DuoDiff: Accelerating Diffusion Models with a Dual-Backbone Approach
Daniel Gallo Fernández, Răzvan-Andrei Matişan, Alejandro Monroy Muñoz, Ana-Maria Vasilcoiu, Janusz Partyka, Tin Hadži Veljković, Metod Jazbec
TL;DR
Diffusion models face slow inference due to iterative denoising. The authors study adaptive early-exit behavior and reveal a phase transition where early timesteps exit early and later timesteps require the full backbone. They propose DuoDiff, a static dual-backbone diffusion framework with a shallow backbone for the initial phase and a deep backbone for the remainder, trained on the same objective with a fixed transition at $t_s$. Empirically, DuoDiff outperforms AdaDiff in both inference speed and image quality across CIFAR-10, CelebA, and ImageNet, and remains compatible with latent-space diffusion and DDIM, offering a practical, batch-friendly acceleration strategy.
Abstract
Diffusion models have achieved unprecedented performance in image generation, yet they suffer from slow inference due to their iterative sampling process.

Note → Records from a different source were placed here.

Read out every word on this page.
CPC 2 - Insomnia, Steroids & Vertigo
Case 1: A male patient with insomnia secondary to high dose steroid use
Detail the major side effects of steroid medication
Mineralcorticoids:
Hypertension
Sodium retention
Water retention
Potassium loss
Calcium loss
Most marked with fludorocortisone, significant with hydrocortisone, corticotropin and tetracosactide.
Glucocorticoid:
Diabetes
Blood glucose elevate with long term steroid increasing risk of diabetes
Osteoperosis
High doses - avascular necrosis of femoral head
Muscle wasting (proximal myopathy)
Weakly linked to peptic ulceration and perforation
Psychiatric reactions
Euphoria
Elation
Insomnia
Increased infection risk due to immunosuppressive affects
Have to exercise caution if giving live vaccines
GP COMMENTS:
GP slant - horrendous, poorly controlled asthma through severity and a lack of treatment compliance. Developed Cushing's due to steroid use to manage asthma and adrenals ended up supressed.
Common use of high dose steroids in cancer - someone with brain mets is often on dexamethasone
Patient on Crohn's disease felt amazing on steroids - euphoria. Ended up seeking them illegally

To address this, early-exiting has recently been proposed, where the depth of the denoising network is made adaptive based on the (estimated) difficulty of each sampling step. Here, we discover an interesting "phase transition" in the sampling process of current adaptive diffusion models: the denoising network consistently exits early during the initial sampling steps, until it suddenly switches to utilizing the full network. Based on this, we propose accelerating generation by employing a shallower denoising network in the initial sampling steps and a deeper network in the later steps. We demonstrate empirically that our dual-backbone approach, DuoDiff, outperforms existing early-exit diffusion methods in both inference speed and generation quality. Importantly, DuoDiff is easy to implement and complementary to existing approaches for accelerating diffusion.